Further support for the likelihood of extended operations can be derived from the fact that tens of thousands of reserve forces have been ordered to training bases in Israel over the weekend. Training of large numbers of reserves indicates the possibility of a third phase of operations beyond the present ground assault. Such an action, however, may just be prudent caution in case necessary: "Calling up the reserves and gearing them up will provide us the flexibility we need in case of any development, particularly if the operation in Gaza is expanded," an army official explained. But an Israeli army spokeswoman, Major Avital Leibovich, told CNN. ""We have many, many targets. To my estimation, it will be a lengthy operation."
No statements from Israeli officials have indicated the end is near. Israel's Defense Minister, Ehud Barak, was the most clear to indicate that longer operations are planned. He said the ground incursion "won't be easy and it won't be brief.... We're continuing to expand the operation while being well aware that this move will include challenges, difficulties, and also victims." He added that the IDF has "dealt an unprecedented heavy blow to Hamas. Our aim is to force Hamas to stop its hostile activities against Israel and Israelis from Gaza, and to bring about a significant change in the situation in southern part of Israel.... We are doing it because of the faith that, at this time, this is our duty to citizens of the country."
The defense minister stressed that Israel is a peace-loving country and that the ground assault was debated at considerable length before the action was taken. "Every alternative was examined thoroughly, while we examined every possible scenario.... We won't abandon our citizens. The IDF's job is to defend the home front."

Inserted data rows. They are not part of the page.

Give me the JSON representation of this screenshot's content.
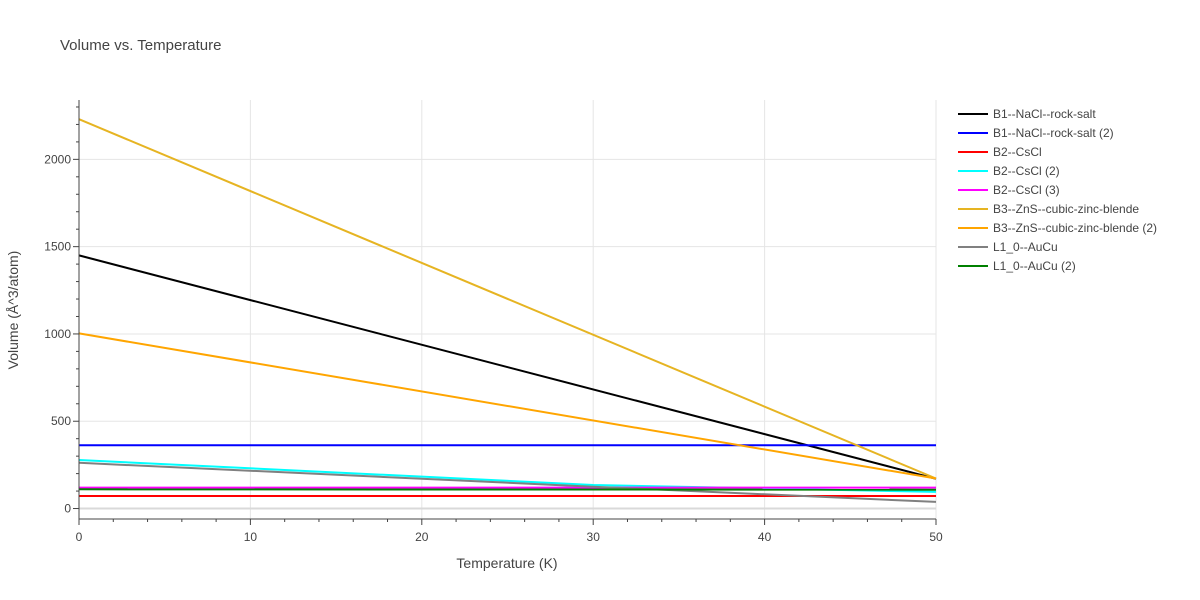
{
  "chart_data": {
    "type": "line",
    "title": "Volume vs. Temperature",
    "xlabel": "Temperature (K)",
    "ylabel": "Volume (Å^3/atom)",
    "xlim": [
      0,
      50
    ],
    "ylim": [
      -60,
      2340
    ],
    "x_ticks": [
      0,
      10,
      20,
      30,
      40,
      50
    ],
    "y_ticks": [
      0,
      500,
      1000,
      1500,
      2000
    ],
    "grid": true,
    "legend_position": "right",
    "series": [
      {
        "name": "B1--NaCl--rock-salt",
        "color": "#000000",
        "x": [
          0,
          50
        ],
        "y": [
          1450,
          170
        ]
      },
      {
        "name": "B1--NaCl--rock-salt (2)",
        "color": "#0000ff",
        "x": [
          0,
          50
        ],
        "y": [
          362,
          362
        ]
      },
      {
        "name": "B2--CsCl",
        "color": "#ff0000",
        "x": [
          0,
          50
        ],
        "y": [
          72,
          72
        ]
      },
      {
        "name": "B2--CsCl (2)",
        "color": "#00ffff",
        "x": [
          0,
          30,
          50
        ],
        "y": [
          278,
          135,
          95
        ]
      },
      {
        "name": "B2--CsCl (3)",
        "color": "#ff00ff",
        "x": [
          0,
          50
        ],
        "y": [
          120,
          120
        ]
      },
      {
        "name": "B3--ZnS--cubic-zinc-blende",
        "color": "#e6b422",
        "x": [
          0,
          50
        ],
        "y": [
          2230,
          172
        ]
      },
      {
        "name": "B3--ZnS--cubic-zinc-blende (2)",
        "color": "#ffa500",
        "x": [
          0,
          50
        ],
        "y": [
          1003,
          172
        ]
      },
      {
        "name": "L1_0--AuCu",
        "color": "#808080",
        "x": [
          0,
          30,
          50
        ],
        "y": [
          262,
          125,
          38
        ]
      },
      {
        "name": "L1_0--AuCu (2)",
        "color": "#008000",
        "x": [
          0,
          50
        ],
        "y": [
          110,
          108
        ]
      }
    ]
  }
}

Israel's Foreign Minister, Tzipi Livni has also indicated broader objectives. She said on Israel's Channel 2 that toppling Hamas was "a strategic Israeli objective.... I cannot accept a state controlled by a terror organization in Gaza."
The ground incursion was approved by Prime Minister Ehud Olmert, Defense Minister Barak, and Foreign Minister Livni at a meeting held Friday night, but the operation was approved in principle ten days ago by Olmert's cabinet.
The Arabic word "hamas" can mean zeal, enthusiasm, fire, ardor, fervor or fanaticism. Used as an Arabic acronym HaMaS is the short form of Harakat al-Muqawima al-Islamiyya, which means 'The Islamic Resistance Movement'. The United States along with the European Union has deemed Hamas as a terrorist organization. Its charter calls for the destruction of Israel. Over the past 8 years Hamas has fired over 10,000 rockets and mortars from Gaza into the internationally established, sovereign lands of Israel against civilian targets.